8. The civic exam - residence permits only
Since January 1, 2026, a civic exam has been added to the language requirement, but only for the first multi-year permit and the first resident card (source: service-public.gouv.fr, fact sheet F39530). The fact sheets cited in this article document the civic exam for residence permits; citizenship sits within a separate documentary framework.
For the residence permits, the format:
- Format: multiple choice in French, 40 questions, 45 minutes maximum, on a digital platform
- Pass mark: 32 correct answers out of 40 (80%)
- Validity: certificate with no expiry
- Exemptions: over 65, or adjustments/exemption for disability (medical certificate)
- Topics: republican principles and values, rights and duties in France, history-geography-culture, institutional system, life in French society
The exam is in French - not English, not any other language. That's part of why the language threshold was raised in parallel: to read and understand the questions, you already need an A2 level.
9. How to reach the required level
A realistic plan based on where you start:
For English speakers (US, UK, Canada, Australia)
- 0 to A2 (multi-year permit): 3 to 6 months of regular practice (45 min to 1h per day)
- A2 to B1 (resident card): another 6 to 12 months
- B1 to B2 (citizenship): another 6 to 12 months
- Total from zero to B2: 15 to 30 months on average
For Italian, Spanish, Portuguese speakers
- Cut the durations above by 25 to 40% - shared vocabulary speeds up A2 and B1
- B2 stays demanding for everyone, regardless of native language proximity
For German speakers and Scandinavians
- Faster A1 to B1 thanks to familiarity with conjugated languages
- Speaking work still takes time - French sounds (R, U, nasal vowels) are foreign to all these languages
The right resource mix
- In-person classes (Alliance Française, OFII, private schools): essential for structure and corrections, especially at A1 and A2
- A method for understanding natural spoken French: this is the stall point for most learners around B1. You understand your teacher but not your neighbors, because your ear is trained on slow, clearly articulated French. 360 French Immersion by HelloFrench is built specifically for this: 60 authentic dialogues between native speakers in word-by-word karaoke mode, per-sentence pronunciation scoring, and 180 role-plays for speaking practice.

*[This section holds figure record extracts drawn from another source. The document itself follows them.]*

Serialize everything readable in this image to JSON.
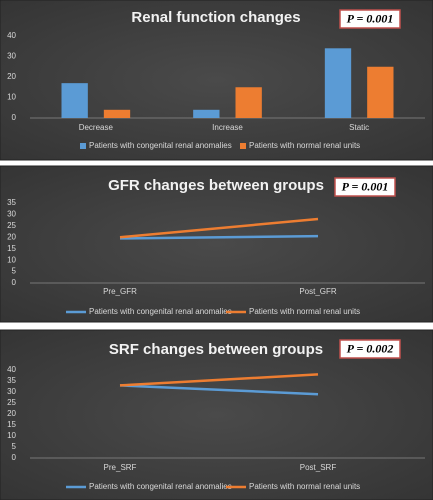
{
  "chart_data": [
    {
      "type": "bar",
      "title": "Renal function changes",
      "annotation": "P = 0.001",
      "categories": [
        "Decrease",
        "Increase",
        "Static"
      ],
      "series": [
        {
          "name": "Patients with congenital renal anomalies",
          "color": "#5b9bd5",
          "values": [
            17,
            4,
            34
          ]
        },
        {
          "name": "Patients with normal renal units",
          "color": "#ed7d31",
          "values": [
            4,
            15,
            25
          ]
        }
      ],
      "ylim": [
        0,
        40
      ],
      "yticks": [
        0,
        10,
        20,
        30,
        40
      ]
    },
    {
      "type": "line",
      "title": "GFR changes between groups",
      "annotation": "P = 0.001",
      "categories": [
        "Pre_GFR",
        "Post_GFR"
      ],
      "series": [
        {
          "name": "Patients with congenital renal anomalies",
          "color": "#5b9bd5",
          "values": [
            19.5,
            20.5
          ]
        },
        {
          "name": "Patients with normal renal units",
          "color": "#ed7d31",
          "values": [
            20,
            28
          ]
        }
      ],
      "ylim": [
        0,
        35
      ],
      "yticks": [
        0,
        5,
        10,
        15,
        20,
        25,
        30,
        35
      ]
    },
    {
      "type": "line",
      "title": "SRF changes between groups",
      "annotation": "P = 0.002",
      "categories": [
        "Pre_SRF",
        "Post_SRF"
      ],
      "series": [
        {
          "name": "Patients with congenital renal anomalies",
          "color": "#5b9bd5",
          "values": [
            33,
            29
          ]
        },
        {
          "name": "Patients with normal renal units",
          "color": "#ed7d31",
          "values": [
            33,
            38
          ]
        }
      ],
      "ylim": [
        0,
        40
      ],
      "yticks": [
        0,
        5,
        10,
        15,
        20,
        25,
        30,
        35,
        40
      ]
    }
  ]
}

The tool to bridge the gap from textbook French to French as it's actually spoken in France.
- Tandem and conversation: essential from B1 onward. Find an exchange partner or a language café in your city.

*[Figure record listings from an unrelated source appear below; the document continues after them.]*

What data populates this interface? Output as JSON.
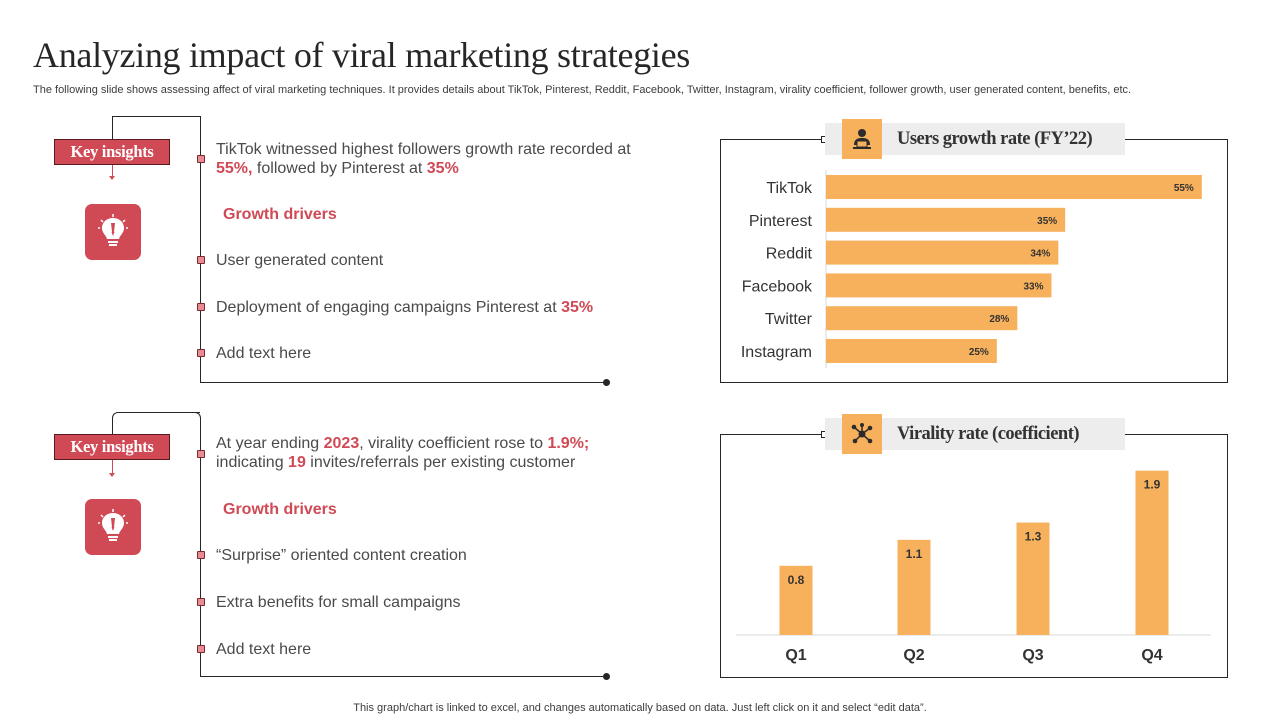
{
  "header": {
    "title": "Analyzing impact of viral marketing strategies",
    "subtitle": "The following slide shows assessing affect of viral marketing techniques. It provides details about TikTok, Pinterest, Reddit, Facebook, Twitter, Instagram, virality coefficient, follower growth, user generated content, benefits, etc."
  },
  "panel1": {
    "badge": "Key insights",
    "insight_a": "TikTok witnessed highest followers growth rate recorded at",
    "insight_b_val1": "55%,",
    "insight_b_mid": " followed by Pinterest at ",
    "insight_b_val2": "35%",
    "growth_title": "Growth drivers",
    "item1": "User generated content",
    "item2_text": "Deployment of engaging campaigns Pinterest at ",
    "item2_val": "35%",
    "item3": "Add text here"
  },
  "panel2": {
    "badge": "Key insights",
    "insight_pre": "At year ending ",
    "insight_year": "2023",
    "insight_mid": ", virality coefficient rose to ",
    "insight_val": "1.9%;",
    "insight_line2_pre": "indicating ",
    "insight_line2_val": "19",
    "insight_line2_post": " invites/referrals per existing customer",
    "growth_title": "Growth drivers",
    "item1": "“Surprise” oriented content creation",
    "item2": "Extra benefits for small campaigns",
    "item3": "Add text here"
  },
  "chart1_header": {
    "title": "Users growth rate (FY’22)",
    "icon": "user-laptop-icon"
  },
  "chart2_header": {
    "title": "Virality rate (coefficient)",
    "icon": "network-icon"
  },
  "footer": "This graph/chart is linked to excel,  and changes automatically based on data. Just left click on it and select “edit data”.",
  "colors": {
    "accent": "#d04a56",
    "bar": "#f7b05b",
    "text": "#404040"
  },
  "chart_data": [
    {
      "type": "bar",
      "orientation": "horizontal",
      "title": "Users growth rate (FY’22)",
      "categories": [
        "TikTok",
        "Pinterest",
        "Reddit",
        "Facebook",
        "Twitter",
        "Instagram"
      ],
      "values": [
        55,
        35,
        34,
        33,
        28,
        25
      ],
      "labels": [
        "55%",
        "35%",
        "34%",
        "33%",
        "28%",
        "25%"
      ],
      "xlim": [
        0,
        60
      ],
      "grid": false,
      "legend": "none"
    },
    {
      "type": "bar",
      "orientation": "vertical",
      "title": "Virality rate (coefficient)",
      "categories": [
        "Q1",
        "Q2",
        "Q3",
        "Q4"
      ],
      "values": [
        0.8,
        1.1,
        1.3,
        1.9
      ],
      "labels": [
        "0.8",
        "1.1",
        "1.3",
        "1.9"
      ],
      "ylim": [
        0,
        2.0
      ],
      "grid": false,
      "legend": "none"
    }
  ]
}
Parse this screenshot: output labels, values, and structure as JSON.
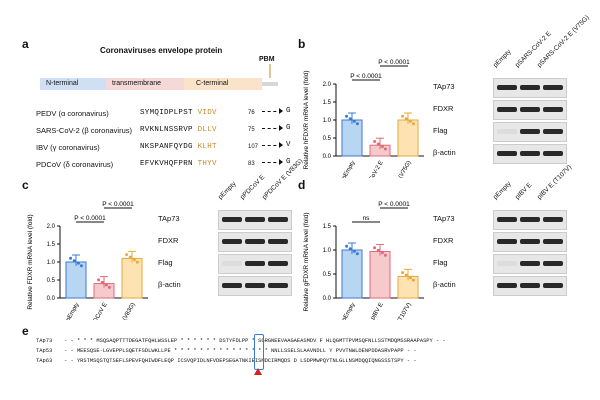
{
  "panels": {
    "a": "a",
    "b": "b",
    "c": "c",
    "d": "d",
    "e": "e"
  },
  "panel_a": {
    "title": "Coronaviruses envelope protein",
    "domains": {
      "n": "N-terminal",
      "tm": "transmembrane",
      "c": "C-terminal",
      "pbm": "PBM"
    },
    "rows": [
      {
        "label": "PEDV (α coronavirus)",
        "seq": "SYMQIDPLPST",
        "motif": "VIDV",
        "num": "76",
        "mut": "G"
      },
      {
        "label": "SARS-CoV-2 (β coronavirus)",
        "seq": "RVKNLNSSRVP",
        "motif": "DLLV",
        "num": "75",
        "mut": "G"
      },
      {
        "label": "IBV (γ coronavirus)",
        "seq": "NKSPANFQYDG",
        "motif": "KLHT",
        "num": "107",
        "mut": "V"
      },
      {
        "label": "PDCoV (δ coronavirus)",
        "seq": "EFVKVHQFPRN",
        "motif": "THYV",
        "num": "83",
        "mut": "G"
      }
    ]
  },
  "charts": {
    "b": {
      "ylabel": "Relative hFDXR mRNA level (fold)",
      "yticks": [
        "0.0",
        "0.5",
        "1.0",
        "1.5",
        "2.0"
      ],
      "categories": [
        "pEmpty",
        "pSARS-CoV-2 E",
        "pSARS-CoV-2 E (V75G)"
      ],
      "sig": [
        "P < 0.0001",
        "P < 0.0001"
      ]
    },
    "c": {
      "ylabel": "Relative FDXR mRNA level (fold)",
      "yticks": [
        "0.0",
        "0.5",
        "1.0",
        "1.5",
        "2.0"
      ],
      "categories": [
        "pEmpty",
        "pPDCoV E",
        "pPDCoV E (V83G)"
      ],
      "sig": [
        "P < 0.0001",
        "P < 0.0001"
      ]
    },
    "d": {
      "ylabel": "Relative gFDXR mRNA level (fold)",
      "yticks": [
        "0.0",
        "0.5",
        "1.0",
        "1.5"
      ],
      "categories": [
        "pEmpty",
        "pIBV E",
        "pIBV E (T107V)"
      ],
      "sig": [
        "ns",
        "P < 0.0001"
      ]
    }
  },
  "chart_data": [
    {
      "type": "bar",
      "title": "b",
      "ylabel": "Relative hFDXR mRNA level (fold)",
      "categories": [
        "pEmpty",
        "pSARS-CoV-2 E",
        "pSARS-CoV-2 E (V75G)"
      ],
      "values": [
        1.0,
        0.3,
        1.0
      ],
      "ylim": [
        0,
        2.0
      ],
      "colors": [
        "#b8d5f2",
        "#f6c9cd",
        "#fde2b2"
      ]
    },
    {
      "type": "bar",
      "title": "c",
      "ylabel": "Relative FDXR mRNA level (fold)",
      "categories": [
        "pEmpty",
        "pPDCoV E",
        "pPDCoV E (V83G)"
      ],
      "values": [
        1.0,
        0.4,
        1.1
      ],
      "ylim": [
        0,
        2.0
      ],
      "colors": [
        "#b8d5f2",
        "#f6c9cd",
        "#fde2b2"
      ]
    },
    {
      "type": "bar",
      "title": "d",
      "ylabel": "Relative gFDXR mRNA level (fold)",
      "categories": [
        "pEmpty",
        "pIBV E",
        "pIBV E (T107V)"
      ],
      "values": [
        1.0,
        0.97,
        0.45
      ],
      "ylim": [
        0,
        1.5
      ],
      "colors": [
        "#b8d5f2",
        "#f6c9cd",
        "#fde2b2"
      ]
    }
  ],
  "blots": {
    "b": {
      "lanes": [
        "pEmpty",
        "pSARS-CoV-2 E",
        "pSARS-CoV-2 E (V75G)"
      ],
      "rows": [
        "TAp73",
        "FDXR",
        "Flag",
        "β-actin"
      ]
    },
    "c": {
      "lanes": [
        "pEmpty",
        "pPDCoV E",
        "pPDCoV E (V83G)"
      ],
      "rows": [
        "TAp73",
        "FDXR",
        "Flag",
        "β-actin"
      ]
    },
    "d": {
      "lanes": [
        "pEmpty",
        "pIBV E",
        "pIBV E (T107V)"
      ],
      "rows": [
        "TAp73",
        "FDXR",
        "Flag",
        "β-actin"
      ]
    }
  },
  "panel_e": {
    "rows": [
      {
        "label": "TAp73",
        "seq": "- - * * * MSQSAQPTTTDEGATFQHLWSSLEP * * * * * * DSTYFDLPP * SGRGNEEVAAGAEASMDV F HLQGMTTPVMSQFNLLSSTMDQMSSRAAPASPY - -"
      },
      {
        "label": "TAp53",
        "seq": "- - MEESQSE-LGVEPPLSQETFSDLWKLLPE * * * * * * * * * * * * * * * NNLLSSELSLAAVNDLL Y PVVTNWLDENPDDASRVPAPP - -"
      },
      {
        "label": "TAp63",
        "seq": "- - YRSTMSQSTQTSEFLSPEVFQHIWDFLEQP ICSVQPIDLNFVDEPSEGATNKIEISMDCIRMQDS D LSDPMWPQYTNLGLLNSMDQQIQNGSSSTSPY - -"
      }
    ]
  }
}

- French media: RFI Journal en français facile for A2 to B1, France Inter and France Culture for B2 to C1. Reading the press (Le Monde, Le Parisien) speeds up reading fluency.
- DELF: if you're aiming for citizenship, take the DELF B2. It's the diploma that covers every administrative use (indefinite validity, unlike TCF score certificates).

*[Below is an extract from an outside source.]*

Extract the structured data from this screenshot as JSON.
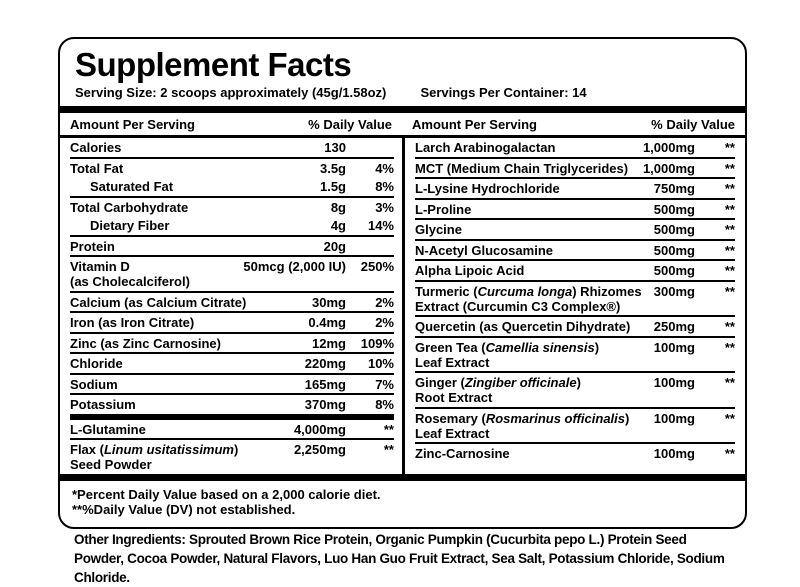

Discover 360 French Immersion →
Official sources
- service-public.gouv.fr - F34501: resident card and multi-year residence permit, how to prove your knowledge of French
- service-public.gouv.fr - F39530: multi-year residence permit and resident card, how to take the civic exam
- service-public.gouv.fr - F11926: French citizenship by naturalization, conditions and supporting documents
- Law n° 2024-42 of January 26, 2024 on controlling immigration and improving integration
- Decree n° 2025-647 of July 15, 2025 (Légifrance) - in force January 1, 2026
- France Éducation International - official TCF tests (state-mandated test administrator)
NB: This article reflects the rules in force as of January 1, 2026. Thresholds, exemptions and procedures may change - always check service-public.gouv.fr before filing a residence permit or naturalization application. If you're preparing a test (DELF B2 or TCF IRN), plan ahead for registration delays, which can run 2 to 3 months at busy exam centers.